1.75 mile gateway trail section, 0.5 mile flume trail set to open next summer

Posted

Anyone who lives near Golden has probably a spent a little time admiring the steep walls and fast — or sometimes not so fast — flowing waters of Clear Creek Canyon.

But come next spring residents and, surely, hoards of visitors will be able to enjoy the creek in a whole new way with the opening of a new stretch of paved of trail that will stretch roughly 1.75 miles into the canyon from the existing Clear Creek trail Golden.

The new trail represents the latest phase of the peaks to plains trail project, which is seeking to construct a new 65-mile trail that will connect the South Platte River trail in downtown Denver to the headwaters of Clear Creek at Loveland pass.

On Oct. 22, Jeffco Projects Team supervisor Scot Grossman took Colorado Community Media reporter Paul Albani-Burgio on a tour of the under-construction trail. Here is a look at how construction is progressing on the project, which is now slated to open in June of 2021:

Welch Ditch Flume

Repairs are also underway to repair the wood planks that make up the flume of the Welch Ditch, which was used built in the 1930s by the Golden Canal and Reservoir Company and used to transport water from Clear Creek to agricultural land around Golden.

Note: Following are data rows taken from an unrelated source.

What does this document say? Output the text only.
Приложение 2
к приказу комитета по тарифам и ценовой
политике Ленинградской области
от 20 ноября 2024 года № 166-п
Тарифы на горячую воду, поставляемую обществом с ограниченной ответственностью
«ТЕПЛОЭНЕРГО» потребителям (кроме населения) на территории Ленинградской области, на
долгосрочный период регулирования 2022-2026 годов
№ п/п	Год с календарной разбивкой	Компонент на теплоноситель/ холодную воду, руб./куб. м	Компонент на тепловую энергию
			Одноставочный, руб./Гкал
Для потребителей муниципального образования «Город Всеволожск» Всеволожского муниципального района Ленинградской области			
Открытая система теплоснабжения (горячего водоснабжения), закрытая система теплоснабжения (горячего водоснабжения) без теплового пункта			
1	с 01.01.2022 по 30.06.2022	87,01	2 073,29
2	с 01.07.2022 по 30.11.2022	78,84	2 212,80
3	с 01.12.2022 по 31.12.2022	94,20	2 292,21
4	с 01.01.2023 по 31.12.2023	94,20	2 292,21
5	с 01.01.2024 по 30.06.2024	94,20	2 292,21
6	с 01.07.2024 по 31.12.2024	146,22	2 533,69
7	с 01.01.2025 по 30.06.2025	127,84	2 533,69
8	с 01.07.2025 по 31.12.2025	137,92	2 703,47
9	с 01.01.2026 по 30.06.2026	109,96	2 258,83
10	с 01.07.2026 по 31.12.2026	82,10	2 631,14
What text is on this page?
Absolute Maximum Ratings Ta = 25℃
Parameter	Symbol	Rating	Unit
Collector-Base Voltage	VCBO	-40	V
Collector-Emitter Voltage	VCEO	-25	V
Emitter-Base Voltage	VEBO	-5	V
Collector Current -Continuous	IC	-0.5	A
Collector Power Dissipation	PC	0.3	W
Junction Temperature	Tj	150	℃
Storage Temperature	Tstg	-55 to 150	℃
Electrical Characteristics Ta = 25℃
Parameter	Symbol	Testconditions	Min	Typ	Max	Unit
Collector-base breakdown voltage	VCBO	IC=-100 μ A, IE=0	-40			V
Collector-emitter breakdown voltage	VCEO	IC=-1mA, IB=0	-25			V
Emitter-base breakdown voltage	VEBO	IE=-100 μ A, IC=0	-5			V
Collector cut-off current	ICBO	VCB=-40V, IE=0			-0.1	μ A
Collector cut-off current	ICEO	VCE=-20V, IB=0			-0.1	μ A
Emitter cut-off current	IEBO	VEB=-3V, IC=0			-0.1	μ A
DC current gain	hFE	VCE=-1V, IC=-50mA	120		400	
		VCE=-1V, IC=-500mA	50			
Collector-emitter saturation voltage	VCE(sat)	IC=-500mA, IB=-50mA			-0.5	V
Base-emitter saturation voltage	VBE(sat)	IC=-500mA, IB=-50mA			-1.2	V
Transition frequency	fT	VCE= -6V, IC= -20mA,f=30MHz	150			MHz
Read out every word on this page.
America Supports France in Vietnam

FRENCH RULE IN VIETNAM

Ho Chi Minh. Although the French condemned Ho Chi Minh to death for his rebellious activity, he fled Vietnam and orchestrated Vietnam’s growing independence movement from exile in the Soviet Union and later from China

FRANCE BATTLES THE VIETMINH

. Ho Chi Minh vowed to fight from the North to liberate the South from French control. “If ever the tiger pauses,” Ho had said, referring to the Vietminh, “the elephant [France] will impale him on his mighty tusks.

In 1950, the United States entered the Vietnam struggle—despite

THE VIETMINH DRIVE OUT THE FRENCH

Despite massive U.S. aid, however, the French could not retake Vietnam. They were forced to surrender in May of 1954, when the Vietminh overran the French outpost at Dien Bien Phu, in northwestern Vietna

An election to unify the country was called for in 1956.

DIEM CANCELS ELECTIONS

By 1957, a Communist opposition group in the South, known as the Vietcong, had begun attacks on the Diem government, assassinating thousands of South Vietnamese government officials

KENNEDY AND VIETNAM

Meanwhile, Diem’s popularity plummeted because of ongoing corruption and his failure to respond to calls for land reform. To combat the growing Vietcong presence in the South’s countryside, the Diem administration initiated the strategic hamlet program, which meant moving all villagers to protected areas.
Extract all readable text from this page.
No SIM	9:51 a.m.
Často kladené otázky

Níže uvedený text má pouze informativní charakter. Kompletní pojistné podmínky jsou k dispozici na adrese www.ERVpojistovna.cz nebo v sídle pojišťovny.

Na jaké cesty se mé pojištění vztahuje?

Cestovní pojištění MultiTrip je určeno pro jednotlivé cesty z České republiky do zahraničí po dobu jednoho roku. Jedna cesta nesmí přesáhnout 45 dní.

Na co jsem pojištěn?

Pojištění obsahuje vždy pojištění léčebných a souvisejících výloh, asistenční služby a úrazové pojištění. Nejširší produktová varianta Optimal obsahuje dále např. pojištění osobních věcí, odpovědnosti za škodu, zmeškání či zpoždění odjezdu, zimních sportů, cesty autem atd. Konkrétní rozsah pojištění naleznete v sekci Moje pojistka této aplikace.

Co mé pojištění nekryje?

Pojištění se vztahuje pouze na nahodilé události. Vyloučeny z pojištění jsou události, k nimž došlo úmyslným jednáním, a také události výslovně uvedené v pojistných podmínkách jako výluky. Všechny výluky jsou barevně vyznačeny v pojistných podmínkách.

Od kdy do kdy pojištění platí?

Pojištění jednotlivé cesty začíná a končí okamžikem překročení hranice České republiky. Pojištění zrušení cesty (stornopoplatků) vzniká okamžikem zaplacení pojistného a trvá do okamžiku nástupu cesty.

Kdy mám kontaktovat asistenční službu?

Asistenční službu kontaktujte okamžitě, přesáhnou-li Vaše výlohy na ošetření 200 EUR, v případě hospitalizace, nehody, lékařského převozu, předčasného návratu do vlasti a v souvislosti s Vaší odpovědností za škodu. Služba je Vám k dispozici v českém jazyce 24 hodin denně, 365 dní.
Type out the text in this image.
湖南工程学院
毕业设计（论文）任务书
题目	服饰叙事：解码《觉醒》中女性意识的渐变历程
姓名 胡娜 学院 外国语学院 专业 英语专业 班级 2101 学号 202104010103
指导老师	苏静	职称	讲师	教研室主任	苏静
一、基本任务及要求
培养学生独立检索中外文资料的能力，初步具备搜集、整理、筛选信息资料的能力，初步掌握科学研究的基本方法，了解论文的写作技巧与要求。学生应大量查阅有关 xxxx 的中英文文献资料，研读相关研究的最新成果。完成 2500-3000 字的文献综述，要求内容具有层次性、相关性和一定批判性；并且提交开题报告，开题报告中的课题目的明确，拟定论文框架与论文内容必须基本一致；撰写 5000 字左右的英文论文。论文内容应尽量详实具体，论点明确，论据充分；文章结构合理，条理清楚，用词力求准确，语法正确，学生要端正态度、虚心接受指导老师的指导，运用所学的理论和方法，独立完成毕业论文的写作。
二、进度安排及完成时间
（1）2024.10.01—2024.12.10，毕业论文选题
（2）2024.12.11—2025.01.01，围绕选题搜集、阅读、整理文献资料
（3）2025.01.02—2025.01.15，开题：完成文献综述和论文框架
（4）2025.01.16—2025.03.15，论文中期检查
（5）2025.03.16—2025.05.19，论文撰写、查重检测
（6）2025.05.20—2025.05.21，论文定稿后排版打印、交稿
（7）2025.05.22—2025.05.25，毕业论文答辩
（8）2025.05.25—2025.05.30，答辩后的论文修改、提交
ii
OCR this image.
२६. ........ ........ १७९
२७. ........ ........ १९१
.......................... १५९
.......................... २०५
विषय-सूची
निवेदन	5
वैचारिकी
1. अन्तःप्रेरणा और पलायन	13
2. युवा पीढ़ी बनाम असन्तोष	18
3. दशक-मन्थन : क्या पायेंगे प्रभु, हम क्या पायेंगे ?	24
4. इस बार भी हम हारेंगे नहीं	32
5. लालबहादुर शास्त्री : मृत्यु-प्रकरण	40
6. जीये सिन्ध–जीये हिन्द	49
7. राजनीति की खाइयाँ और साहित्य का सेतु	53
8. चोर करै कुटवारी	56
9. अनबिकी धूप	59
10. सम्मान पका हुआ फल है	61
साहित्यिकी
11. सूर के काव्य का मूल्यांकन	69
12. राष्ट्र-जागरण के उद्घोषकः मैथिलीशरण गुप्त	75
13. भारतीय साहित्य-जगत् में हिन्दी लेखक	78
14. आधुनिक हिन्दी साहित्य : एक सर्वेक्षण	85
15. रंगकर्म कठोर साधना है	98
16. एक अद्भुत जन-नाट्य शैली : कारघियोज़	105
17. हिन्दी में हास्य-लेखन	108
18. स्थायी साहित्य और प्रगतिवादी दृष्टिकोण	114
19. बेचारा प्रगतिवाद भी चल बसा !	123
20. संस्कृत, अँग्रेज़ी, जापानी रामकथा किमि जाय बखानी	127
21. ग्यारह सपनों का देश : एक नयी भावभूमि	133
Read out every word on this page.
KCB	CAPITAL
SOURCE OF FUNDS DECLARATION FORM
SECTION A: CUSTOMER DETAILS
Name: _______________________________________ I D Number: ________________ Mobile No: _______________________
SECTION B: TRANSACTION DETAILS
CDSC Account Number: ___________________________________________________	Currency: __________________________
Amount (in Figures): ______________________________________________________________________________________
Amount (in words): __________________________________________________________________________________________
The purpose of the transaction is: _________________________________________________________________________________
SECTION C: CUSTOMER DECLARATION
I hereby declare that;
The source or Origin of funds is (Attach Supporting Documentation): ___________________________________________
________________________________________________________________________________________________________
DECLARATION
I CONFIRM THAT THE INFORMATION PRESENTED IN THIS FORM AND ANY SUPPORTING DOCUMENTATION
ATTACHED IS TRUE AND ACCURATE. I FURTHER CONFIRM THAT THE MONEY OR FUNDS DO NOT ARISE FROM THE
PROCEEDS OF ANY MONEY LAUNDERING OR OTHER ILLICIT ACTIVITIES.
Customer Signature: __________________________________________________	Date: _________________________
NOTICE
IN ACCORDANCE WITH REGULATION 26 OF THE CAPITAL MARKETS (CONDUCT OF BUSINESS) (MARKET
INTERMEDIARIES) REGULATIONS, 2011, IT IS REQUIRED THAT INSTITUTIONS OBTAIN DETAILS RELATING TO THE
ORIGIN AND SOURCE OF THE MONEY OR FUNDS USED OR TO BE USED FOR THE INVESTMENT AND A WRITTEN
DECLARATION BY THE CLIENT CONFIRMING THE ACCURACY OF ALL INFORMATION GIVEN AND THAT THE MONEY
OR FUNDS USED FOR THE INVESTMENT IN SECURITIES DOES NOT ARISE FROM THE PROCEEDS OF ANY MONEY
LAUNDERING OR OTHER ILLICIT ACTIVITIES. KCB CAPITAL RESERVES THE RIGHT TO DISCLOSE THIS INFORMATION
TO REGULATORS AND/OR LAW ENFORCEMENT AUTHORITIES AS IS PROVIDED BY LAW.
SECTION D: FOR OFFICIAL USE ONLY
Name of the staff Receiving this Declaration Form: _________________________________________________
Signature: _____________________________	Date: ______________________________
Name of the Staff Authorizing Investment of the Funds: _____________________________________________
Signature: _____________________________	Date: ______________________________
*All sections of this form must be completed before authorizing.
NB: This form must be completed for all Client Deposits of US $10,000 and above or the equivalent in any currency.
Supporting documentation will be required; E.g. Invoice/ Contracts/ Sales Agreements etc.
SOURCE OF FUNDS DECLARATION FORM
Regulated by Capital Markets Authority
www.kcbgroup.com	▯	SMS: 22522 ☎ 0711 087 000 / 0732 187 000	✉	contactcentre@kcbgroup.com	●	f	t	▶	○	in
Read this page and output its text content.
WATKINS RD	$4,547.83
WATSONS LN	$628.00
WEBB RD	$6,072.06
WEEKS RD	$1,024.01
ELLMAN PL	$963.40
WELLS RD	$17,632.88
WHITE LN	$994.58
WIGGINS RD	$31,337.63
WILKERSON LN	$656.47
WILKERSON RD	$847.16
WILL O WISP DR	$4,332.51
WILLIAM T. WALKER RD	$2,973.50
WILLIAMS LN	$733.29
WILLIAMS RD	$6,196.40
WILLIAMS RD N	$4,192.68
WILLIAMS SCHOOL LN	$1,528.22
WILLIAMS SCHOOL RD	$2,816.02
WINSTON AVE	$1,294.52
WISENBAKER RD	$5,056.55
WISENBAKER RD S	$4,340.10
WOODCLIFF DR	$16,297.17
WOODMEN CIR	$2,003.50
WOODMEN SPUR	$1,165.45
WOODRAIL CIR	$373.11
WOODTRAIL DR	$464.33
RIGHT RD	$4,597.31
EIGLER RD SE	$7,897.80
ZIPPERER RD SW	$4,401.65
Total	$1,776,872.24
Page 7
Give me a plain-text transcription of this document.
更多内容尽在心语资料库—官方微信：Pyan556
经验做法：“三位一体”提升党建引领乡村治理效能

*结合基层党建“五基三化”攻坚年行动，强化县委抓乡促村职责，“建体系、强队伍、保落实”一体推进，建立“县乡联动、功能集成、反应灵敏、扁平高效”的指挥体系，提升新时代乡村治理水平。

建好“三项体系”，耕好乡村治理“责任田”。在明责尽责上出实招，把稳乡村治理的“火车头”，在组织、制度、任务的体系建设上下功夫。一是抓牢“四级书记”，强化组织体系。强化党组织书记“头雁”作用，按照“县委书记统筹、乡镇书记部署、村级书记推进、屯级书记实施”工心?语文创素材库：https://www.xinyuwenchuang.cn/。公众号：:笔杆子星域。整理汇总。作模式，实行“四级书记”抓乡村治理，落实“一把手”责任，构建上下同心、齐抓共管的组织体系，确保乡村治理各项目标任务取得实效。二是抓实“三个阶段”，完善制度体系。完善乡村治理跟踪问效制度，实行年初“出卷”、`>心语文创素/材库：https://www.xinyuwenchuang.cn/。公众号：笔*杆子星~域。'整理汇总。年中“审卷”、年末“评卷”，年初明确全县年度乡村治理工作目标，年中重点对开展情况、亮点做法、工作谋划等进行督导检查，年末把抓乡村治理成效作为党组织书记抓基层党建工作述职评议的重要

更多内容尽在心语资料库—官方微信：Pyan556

The flume, has been partially closed because much of the rock walls that are used to support it have fallen away. However, the team working on the project has been drilling big rods called micropiles into the bedrock beneath the trail and building concrete caissons on top of them that will support the structure of the flume.

“It's going to have the same look and feel and be rustic and old and have lots of splinters but it is going to be safe structurally,” said Grossman.

The flume will eventually open as a hiker-only half-mile trail that can be accessed from the main trail. It will offer an elevated view of the canyon and be outfitted with interpretive information.

The features

Paving has been completed on several portions of the trail, which will consist of a 10-foot wide concrete surface. Railings are set to be installed soon and the concrete will be stained.

Construction is nearing completion on a hiker-only bridge on the west end of the trail that will allow hikers to access the flume.

Two new parking lots about 175 spaces and two bathrooms are being constructed.

Legacy

“The idea with this is this is a legacy project of statewide significance that is going to last 100 years,” said Grossman. “I really love the idea that there will be kids who grow up in Golden and they ride their bike to the trail to go climb somewhere or ride to Centennial Cone and spin a lap up there and that's just what they grew up with and it's part of Golden, just like how you can't imagine Denver not having the Cherry Creek trail.”